17.8.07

Missa na areia


Um dia destes houve um dignitário eclesiástico que ousou inovar. Celebrou a eucaristia dominical em plena praia. O bispo de Aveiro mostrou ao mundo que a igreja não é uma entidade tão ultrapassada como consta. O bispo, puxando lustro ao ecumenismo de alguns, invocou o nome de Maomé: e se ele não vem à montanha, que se desloque a montanha até aos pés de Maomé, aos pés desnudados que se refrescam nas frias águas atlânticas numa praia confinante com a ria de Aveiro.

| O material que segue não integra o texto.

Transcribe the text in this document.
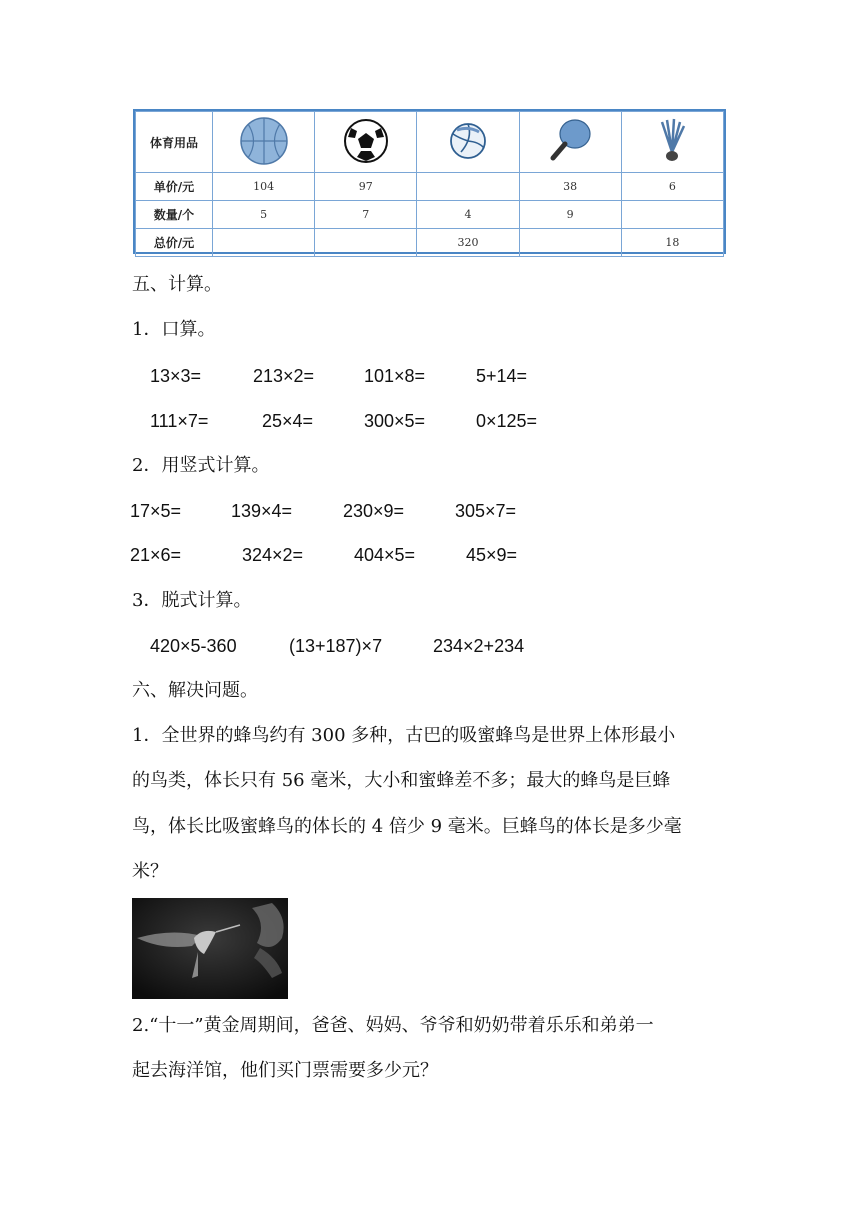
体育用品					
单价/元	104	97		38	6
数量/个	5	7	4	9	
总价/元			320		18
五、计算。
1．口算。
13×3=	213×2=	101×8=	5+14=
111×7=	25×4=	300×5=	0×125=
2．用竖式计算。
17×5=	139×4=	230×9=	305×7=
21×6=	324×2=	404×5=	45×9=
3．脱式计算。
420×5-360	(13+187)×7	234×2+234
六、解决问题。
1．全世界的蜂鸟约有 300 多种，古巴的吸蜜蜂鸟是世界上体形最小
的鸟类，体长只有 56 毫米，大小和蜜蜂差不多；最大的蜂鸟是巨蜂
鸟，体长比吸蜜蜂鸟的体长的 4 倍少 9 毫米。巨蜂鸟的体长是多少毫
米？
2.“十一”黄金周期间，爸爸、妈妈、爷爷和奶奶带着乐乐和弟弟一
起去海洋馆，他们买门票需要多少元？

A missa foi dada na areia. O sacerdote compreendeu que o povo tem que ser cativado das formas mais originais que só estão ao alcance dos gurus de marketing. Aliás, com esta cartada de mestre, o marketing teria muito a ganhar se as suas fileiras fossem engrossadas pelo bispo de Aveiro, não fosse dar-se o caso do bispo ter seguido a carreira eclesiástica. O povo resvala cada vez mais para os prazeres do corpo, para o hedonismo que contraria a monástica forma de viver ditada pela igreja. Ainda que continue a professar a religião católica, o povo não desperdiça um óptimo dia de praia – que eles escasseiam a norte, para mais quando o Verão deste ano teima no seu envergonhamento. Entre um dia bem passado na praia e a ida à missa dominical, o povo acredita que o bom deus perdoará a tentação de arrastar os corpos para a toalha estendida no areal.

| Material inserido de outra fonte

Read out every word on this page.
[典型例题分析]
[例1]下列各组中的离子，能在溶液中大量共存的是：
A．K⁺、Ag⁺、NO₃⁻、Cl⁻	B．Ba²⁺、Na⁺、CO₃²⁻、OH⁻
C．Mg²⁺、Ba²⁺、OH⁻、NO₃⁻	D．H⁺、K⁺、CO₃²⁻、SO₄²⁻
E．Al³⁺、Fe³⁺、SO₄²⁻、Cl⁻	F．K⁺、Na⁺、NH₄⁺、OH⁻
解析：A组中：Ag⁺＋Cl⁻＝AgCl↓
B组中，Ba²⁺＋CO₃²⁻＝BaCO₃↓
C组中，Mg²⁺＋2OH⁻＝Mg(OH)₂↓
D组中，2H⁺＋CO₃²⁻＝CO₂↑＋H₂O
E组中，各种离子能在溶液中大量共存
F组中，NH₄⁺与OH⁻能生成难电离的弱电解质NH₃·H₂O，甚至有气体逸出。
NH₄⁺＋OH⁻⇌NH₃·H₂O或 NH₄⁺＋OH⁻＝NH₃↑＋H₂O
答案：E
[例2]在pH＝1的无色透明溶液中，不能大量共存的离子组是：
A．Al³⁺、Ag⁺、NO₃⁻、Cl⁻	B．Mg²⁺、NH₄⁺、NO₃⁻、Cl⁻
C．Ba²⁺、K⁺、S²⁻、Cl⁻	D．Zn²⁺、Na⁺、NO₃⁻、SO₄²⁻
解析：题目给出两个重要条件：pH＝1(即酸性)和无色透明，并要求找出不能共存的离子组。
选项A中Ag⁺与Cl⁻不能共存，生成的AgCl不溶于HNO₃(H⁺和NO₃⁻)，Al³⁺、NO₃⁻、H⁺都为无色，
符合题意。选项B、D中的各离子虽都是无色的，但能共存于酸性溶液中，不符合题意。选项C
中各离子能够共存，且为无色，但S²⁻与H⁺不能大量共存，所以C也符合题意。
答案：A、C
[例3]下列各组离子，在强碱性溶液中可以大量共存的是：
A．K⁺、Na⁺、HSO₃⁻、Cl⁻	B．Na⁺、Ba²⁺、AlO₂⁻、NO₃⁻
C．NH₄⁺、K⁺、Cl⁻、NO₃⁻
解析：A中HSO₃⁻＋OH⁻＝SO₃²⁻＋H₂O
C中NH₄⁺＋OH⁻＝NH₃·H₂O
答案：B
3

Do alto do seu discernimento, o bispo não quis privar os crentes da obrigação que os leva à missa de domingo. Estando as praias mais convidativas que os bancos da igreja, o bispo pegou nas trouxas e acampou o altar em plena areia. Matou três coelhos com uma cajadada. Primeiro, exibiu um surpreendente refrescamento da bafienta entidade que não cessa de aspergir sobre crentes e não crentes sinais de passadismo doentio. Segundo, mostrou que a igreja pode estar ao serviço dos fiéis. Inverte-se o plano do relacionamento: por uma vez que seja, não são os fiéis que se ajoelham, na sua infinita pequenez, perante a grandiosidade da perene igreja. É a igreja convertida a um pregão do mercado, o que sentencia que o cliente tem sempre razão. Terceiro, a jogada do bispo foi de um estratega de primeira água: naquele domingo, a eucaristia teve uma audiência sem precedentes. Nunca tantos foram os espectadores da missa. Os voluntários e os involuntários. A “palavra do senhor” chegou até a quem não a queria escutar. A alternativa seria tamponar os ouvidos ou mudar de praia.

Eu até acho bem que a igreja abra as janelas e deixe entrar ar fresco para o quarto tão cheio de mofo. Que se modernize, vá até às pessoas, percebendo que o mundo evolui e arrasta as pessoas para alterações de mentalidades. Ainda que seja matéria estranha a um ateu, o ateu não pode deixar de aplaudir quando a entidade eclesiástica instrui os sacerdotes para uma visão mais arejada do mundo. A igreja tem de descer do mundo etéreo, equiparar-se aos mortais a que se dirige. Fazer a missa na praia pode ser o primeiro passo. Ainda que de outras paragens venham sinais anteriores da modernização da igreja: a famosa teologia da libertação cunhada em países latino-americanos, que faz a síntese de Cristo e Marx, aceitando que o “povo oprimido” se muna de armas para fazer a revolução.

Desinteressado, porque militantemente ateu, daqui ofereço os meus préstimos para a modernização da igreja católica. Para além de missas em locais improváveis, seriam dadas instruções aos mais jovens padres para palmilharem locais de devassidão humana, tentando convencer os ímpios que só a purificação da alma revela os frondosos caminhos do apaziguamento interior. A peregrinação seria complementada por missas à porta dos lupanares onde as hormonas tomam de assalto a dignidade do espírito. Assim como assim, os padres habituados às missas dominicais no meio da praia estariam treinados a ver corpos femininos apenas envergando minimalistas biquínis. Logo, preparados estariam para enfrentar as voluptuosas alternadeiras que são a tentação carnal que traz tantos clientes em pecado. Seriam os padres acusados de cercear o funcionamento de um mercado, o mercado onde a excitação das hormonas masculinas coisifica a mulher (tratada como “carne branca”); teriam, por esse motivo, o aplauso de outros frades que se coçam de alergia por tanto capitalismo que os cerca. Seria uma aliança insólita, sacerdotes católicos e frades da esquerda caviar em uníssono contra as excrescências do capitalismo.

Em matéria de compreensão da realidade, o tirocínio ideal para sacerdotes mais arejados seria frequentar o acampamento de Verão da esquerda caviar. Seria o começo de uma aliança idílica.